The General Assembly which met at Glasgow on the 21st of November 1638 was dissolved by the Royal Commissioner; but Henderson, who was moderator, pointed to the Commissioner’s zeal for an earthly king as an incentive to the members to show their devotion to the cause of their heavenly King; and the Assembly continued to sit until it had condemned and annulled the six General Assemblies held between 1606 and 1618, and had made a clean sweep of the bishops, their jurisdiction, and their ceremonies.
Next summer Charles marched with an English army into Scotland, only to find a strong force of Covenanters, under Alexander Leslie, encamped on Duns Law. Deeming discretion the better part of valour, the King entered into negotiations, and the Treaty of Berwick followed. By it he agreed that a General Assembly should be held in August, and thereafter a Parliament to ratify its proceedings. The Assembly met, and by an Act enjoined all professors and schoolmasters, and all students “at the passing of their degrees,” to subscribe the Covenant. By another Act it rejected the service-book, the book of canons, the High Commission, Prelacy, and the ceremonies. Parliament duly met, but was prevented from ratifying the Acts of Assembly by the Royal Commissioner, who adjourned it from time to time, and finally prorogued it until June 1640.
Assembly of 1639
As that time drew nigh, the King tried again to postpone or prorogue it; but it nevertheless met, and in the space of a few days effected a revolution unexampled in the previous history of Scotland.

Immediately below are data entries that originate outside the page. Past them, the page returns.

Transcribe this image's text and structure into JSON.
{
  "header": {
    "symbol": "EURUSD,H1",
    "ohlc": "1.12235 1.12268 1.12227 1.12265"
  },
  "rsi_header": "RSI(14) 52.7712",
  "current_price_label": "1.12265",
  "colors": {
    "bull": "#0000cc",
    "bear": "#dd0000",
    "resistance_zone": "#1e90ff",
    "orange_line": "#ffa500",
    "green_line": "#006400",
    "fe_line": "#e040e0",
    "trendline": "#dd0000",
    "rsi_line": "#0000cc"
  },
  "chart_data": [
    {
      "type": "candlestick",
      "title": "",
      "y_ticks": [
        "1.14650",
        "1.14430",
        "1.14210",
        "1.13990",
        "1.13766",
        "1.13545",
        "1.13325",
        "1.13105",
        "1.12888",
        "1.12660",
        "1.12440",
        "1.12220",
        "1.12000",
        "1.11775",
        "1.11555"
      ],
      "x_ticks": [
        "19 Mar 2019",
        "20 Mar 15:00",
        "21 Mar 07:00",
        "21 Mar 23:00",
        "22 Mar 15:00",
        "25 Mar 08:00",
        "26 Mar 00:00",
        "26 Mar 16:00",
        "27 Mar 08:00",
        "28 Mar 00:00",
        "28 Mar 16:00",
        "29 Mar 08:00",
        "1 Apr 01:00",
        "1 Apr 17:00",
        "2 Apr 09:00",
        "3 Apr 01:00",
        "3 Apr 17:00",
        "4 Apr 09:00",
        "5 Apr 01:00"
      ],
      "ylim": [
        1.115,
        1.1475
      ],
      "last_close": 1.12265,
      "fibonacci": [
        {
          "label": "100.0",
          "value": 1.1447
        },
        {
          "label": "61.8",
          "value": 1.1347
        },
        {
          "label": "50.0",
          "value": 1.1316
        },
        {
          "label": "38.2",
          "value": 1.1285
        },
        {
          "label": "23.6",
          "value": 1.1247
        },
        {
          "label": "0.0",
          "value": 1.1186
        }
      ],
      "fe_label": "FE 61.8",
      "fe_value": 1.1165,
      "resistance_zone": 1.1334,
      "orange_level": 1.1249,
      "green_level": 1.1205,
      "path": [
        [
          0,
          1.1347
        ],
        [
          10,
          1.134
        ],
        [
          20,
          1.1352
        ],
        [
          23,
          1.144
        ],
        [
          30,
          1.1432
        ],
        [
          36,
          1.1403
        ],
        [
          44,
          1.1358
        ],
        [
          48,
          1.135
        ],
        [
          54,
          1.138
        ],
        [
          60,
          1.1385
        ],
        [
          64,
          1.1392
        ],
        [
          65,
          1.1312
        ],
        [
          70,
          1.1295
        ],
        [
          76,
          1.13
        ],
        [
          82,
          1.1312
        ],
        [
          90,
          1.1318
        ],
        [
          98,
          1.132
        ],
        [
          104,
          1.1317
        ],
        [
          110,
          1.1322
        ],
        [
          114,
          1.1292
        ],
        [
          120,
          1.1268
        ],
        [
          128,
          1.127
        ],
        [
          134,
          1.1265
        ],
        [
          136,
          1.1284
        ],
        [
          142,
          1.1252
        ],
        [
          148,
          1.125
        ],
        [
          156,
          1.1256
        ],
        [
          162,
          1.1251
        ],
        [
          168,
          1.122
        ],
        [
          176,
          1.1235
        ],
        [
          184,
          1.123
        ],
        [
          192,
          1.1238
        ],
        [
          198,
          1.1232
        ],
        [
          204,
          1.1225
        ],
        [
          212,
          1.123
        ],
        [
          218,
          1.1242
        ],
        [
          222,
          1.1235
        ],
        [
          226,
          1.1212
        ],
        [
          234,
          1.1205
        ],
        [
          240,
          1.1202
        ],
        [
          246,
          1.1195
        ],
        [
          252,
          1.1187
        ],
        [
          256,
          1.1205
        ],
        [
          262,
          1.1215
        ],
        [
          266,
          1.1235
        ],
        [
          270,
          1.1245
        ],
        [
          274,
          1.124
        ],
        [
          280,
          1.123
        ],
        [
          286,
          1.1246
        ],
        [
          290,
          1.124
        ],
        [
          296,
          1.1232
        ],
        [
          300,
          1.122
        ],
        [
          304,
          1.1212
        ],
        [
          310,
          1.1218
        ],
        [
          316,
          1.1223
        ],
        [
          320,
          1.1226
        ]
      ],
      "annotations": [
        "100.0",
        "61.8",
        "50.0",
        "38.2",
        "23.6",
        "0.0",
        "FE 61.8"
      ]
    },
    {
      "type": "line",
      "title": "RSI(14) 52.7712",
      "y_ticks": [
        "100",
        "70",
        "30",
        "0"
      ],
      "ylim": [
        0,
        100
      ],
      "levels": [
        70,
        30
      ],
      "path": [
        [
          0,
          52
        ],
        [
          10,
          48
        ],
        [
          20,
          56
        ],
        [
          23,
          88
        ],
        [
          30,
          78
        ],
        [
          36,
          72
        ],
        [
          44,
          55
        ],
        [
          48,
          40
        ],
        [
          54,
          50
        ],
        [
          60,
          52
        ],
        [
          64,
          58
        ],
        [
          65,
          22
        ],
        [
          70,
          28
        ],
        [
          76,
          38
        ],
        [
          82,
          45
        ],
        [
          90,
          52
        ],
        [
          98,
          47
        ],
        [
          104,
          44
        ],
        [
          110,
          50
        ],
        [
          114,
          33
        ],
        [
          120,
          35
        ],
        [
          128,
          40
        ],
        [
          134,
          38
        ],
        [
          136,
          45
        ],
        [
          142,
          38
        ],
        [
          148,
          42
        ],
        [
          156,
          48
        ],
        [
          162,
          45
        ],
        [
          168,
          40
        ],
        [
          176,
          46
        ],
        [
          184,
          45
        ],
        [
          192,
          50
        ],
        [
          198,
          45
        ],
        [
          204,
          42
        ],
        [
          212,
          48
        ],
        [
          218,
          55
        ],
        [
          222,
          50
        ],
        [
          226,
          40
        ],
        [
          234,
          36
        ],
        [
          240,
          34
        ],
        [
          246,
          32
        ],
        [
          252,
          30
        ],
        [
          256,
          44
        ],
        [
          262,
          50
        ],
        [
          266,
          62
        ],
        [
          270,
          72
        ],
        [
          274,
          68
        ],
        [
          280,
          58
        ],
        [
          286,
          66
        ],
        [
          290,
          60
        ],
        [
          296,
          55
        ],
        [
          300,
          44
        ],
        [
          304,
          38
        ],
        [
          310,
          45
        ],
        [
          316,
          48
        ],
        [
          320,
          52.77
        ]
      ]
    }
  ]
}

It set bounds to the power of the monarch. It ratified the Covenant, enjoining its subscription “under all civill paines”; it ratified the Act of the General Assembly of 1639, rejecting the service-book, Prelacy, etc.; it renewed the Act of Parliament of 1592 in favour of Presbytery, and annulled the Act of 1612 by which the Act of 1592 had been rescinded.
Parliament of 1640
The King had been preparing for the Second Bishops’ War, and the Covenanters marched into England, Montrose being the first to cross the Tweed. Again there were negotiations, and an agreement was at length come to at Westminster in August 1641. Charles now set out for Holyrood, and in the Scottish Parliament ratified the Westminster Treaty; and so explicitly, if not cordially, approved of the proceedings of the Parliament of 1640.
The Scots had now got all that they wanted from their King, although many of them must have doubted his sincerity, and feared a future revocation should that ever be in his power. This fear, coupled with a fellow-feeling for the Puritans, and gratitude for the seasonable assistance of the English in 1560, accounts for the readiness of the compliance with the proposal of the Commissioners of the Long Parliament who arrived in Edinburgh in August 1643.
The English ask Help
These Commissioners desired help from the Convention of Estates and from the General Assembly, and proposed that the two nations should enter into “a strict union and league,” with the object of bringing them closer in church government, and eventually extirpating Popery and Prelacy from the island.